A depressão Elsa está a deixar marca um pouco por todo o país e Lisboa não é excepção. Nesta quinta-feira ao final do dia, a chuva intensa e os fortes ventos que se sentiram junto ao Tejo fizeram desabar parte do tecto falso que cobre a entrada principal do MAAT – Museu de Arte, Arquitectura e Tecnologia, em Belém. O que vai obrigar a manter a estrutura encerrada por tempo indefinido.

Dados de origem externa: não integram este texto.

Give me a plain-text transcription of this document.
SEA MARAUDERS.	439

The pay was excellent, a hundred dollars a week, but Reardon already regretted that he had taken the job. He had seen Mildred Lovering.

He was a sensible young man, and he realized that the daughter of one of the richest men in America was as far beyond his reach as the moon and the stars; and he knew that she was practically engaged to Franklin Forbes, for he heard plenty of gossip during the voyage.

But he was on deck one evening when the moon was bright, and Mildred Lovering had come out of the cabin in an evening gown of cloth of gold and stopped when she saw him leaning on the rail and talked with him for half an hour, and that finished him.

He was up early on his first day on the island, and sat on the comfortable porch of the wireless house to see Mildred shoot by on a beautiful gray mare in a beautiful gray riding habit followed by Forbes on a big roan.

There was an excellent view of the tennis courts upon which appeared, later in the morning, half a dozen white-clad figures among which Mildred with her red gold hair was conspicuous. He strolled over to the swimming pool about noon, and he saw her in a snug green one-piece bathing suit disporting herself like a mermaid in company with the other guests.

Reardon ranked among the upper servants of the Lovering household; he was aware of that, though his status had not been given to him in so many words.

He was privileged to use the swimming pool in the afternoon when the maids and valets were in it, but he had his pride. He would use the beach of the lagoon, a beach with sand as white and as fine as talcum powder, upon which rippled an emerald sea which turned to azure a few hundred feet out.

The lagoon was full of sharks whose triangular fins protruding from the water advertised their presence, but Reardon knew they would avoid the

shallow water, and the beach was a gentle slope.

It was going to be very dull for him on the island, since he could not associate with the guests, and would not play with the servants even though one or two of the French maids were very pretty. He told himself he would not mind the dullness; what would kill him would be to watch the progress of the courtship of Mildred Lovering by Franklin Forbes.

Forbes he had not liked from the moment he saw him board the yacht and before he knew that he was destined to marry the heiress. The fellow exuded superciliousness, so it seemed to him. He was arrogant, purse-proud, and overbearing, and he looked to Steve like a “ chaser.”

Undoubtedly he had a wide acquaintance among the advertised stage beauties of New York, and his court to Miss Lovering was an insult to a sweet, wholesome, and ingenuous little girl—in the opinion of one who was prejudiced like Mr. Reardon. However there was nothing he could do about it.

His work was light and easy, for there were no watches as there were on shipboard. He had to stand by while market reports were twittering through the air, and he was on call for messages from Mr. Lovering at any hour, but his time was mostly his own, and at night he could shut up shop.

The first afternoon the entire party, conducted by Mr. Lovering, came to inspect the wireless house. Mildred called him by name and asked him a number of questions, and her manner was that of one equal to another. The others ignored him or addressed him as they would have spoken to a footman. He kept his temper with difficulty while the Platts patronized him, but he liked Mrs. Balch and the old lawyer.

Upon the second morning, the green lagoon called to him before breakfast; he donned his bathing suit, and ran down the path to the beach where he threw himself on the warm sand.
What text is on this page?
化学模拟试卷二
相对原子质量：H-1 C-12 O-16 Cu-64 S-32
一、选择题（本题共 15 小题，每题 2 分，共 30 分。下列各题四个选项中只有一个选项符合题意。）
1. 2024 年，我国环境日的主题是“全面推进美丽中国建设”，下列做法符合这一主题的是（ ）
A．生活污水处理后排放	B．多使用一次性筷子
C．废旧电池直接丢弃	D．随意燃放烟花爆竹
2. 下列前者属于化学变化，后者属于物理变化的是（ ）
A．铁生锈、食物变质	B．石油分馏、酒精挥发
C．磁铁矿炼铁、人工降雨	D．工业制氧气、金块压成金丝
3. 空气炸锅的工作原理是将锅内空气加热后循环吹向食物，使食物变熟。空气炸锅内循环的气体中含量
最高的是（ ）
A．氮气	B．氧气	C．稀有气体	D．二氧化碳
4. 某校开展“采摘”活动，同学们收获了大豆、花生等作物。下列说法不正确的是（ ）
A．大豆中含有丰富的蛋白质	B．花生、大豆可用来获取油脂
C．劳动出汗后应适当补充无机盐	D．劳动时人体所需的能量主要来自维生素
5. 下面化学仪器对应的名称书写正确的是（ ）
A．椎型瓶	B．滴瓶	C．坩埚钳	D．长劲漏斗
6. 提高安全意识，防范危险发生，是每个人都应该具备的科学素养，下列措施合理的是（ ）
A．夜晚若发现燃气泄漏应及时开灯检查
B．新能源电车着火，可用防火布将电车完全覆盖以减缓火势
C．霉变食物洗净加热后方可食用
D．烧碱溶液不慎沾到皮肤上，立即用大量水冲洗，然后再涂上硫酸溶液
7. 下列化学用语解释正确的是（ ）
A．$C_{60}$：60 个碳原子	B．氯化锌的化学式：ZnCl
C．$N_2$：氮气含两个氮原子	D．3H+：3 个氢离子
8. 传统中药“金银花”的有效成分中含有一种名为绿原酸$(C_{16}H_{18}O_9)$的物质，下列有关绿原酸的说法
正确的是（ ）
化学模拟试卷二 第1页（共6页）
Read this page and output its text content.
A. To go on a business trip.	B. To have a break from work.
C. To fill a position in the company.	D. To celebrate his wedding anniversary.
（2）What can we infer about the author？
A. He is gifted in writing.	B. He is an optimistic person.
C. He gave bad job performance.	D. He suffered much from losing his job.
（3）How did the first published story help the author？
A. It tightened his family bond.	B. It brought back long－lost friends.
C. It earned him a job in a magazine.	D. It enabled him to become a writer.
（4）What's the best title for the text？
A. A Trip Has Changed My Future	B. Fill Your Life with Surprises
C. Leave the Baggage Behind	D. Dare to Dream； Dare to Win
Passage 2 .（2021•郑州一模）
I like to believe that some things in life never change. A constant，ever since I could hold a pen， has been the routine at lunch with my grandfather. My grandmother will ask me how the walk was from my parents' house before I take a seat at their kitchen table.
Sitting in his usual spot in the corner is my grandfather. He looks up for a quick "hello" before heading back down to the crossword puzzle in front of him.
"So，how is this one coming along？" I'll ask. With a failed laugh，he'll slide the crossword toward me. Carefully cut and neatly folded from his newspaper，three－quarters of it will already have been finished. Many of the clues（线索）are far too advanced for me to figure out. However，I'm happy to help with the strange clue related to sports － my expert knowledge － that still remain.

O acesso foi vedado ainda esta noite, do lado do rio, e o espaço deverá permanecer de portas fechadas “nos próximos tempos”, ficou a saber a Lusa junto de fonte da Fundação EDP, que detém o museu. O plano de acção imediato passa por avaliar os estragos e depois proceder à recuperação do que ficou destruído – aparentemente, uma secção das placas de gesso (pladur) na parte inferior da pala.

A MAAT tem em agenda oito exposições, visitas guiadas e um leque de actividades pensadas para a época festiva. O museu foi inaugurado há pouco mais de três anos. O projecto de arquitectura da britânica Amanda Levete tornou-se num dos edifícios da década que agora termina, em Lisboa. Ao lado, e a funcionar em articulação, encontra-se a Central Tejo; do lado de cá da estrada, fica o também novo Museu dos Coches (uma ligação que é feita por uma ponte pedonal estreada em Setembro).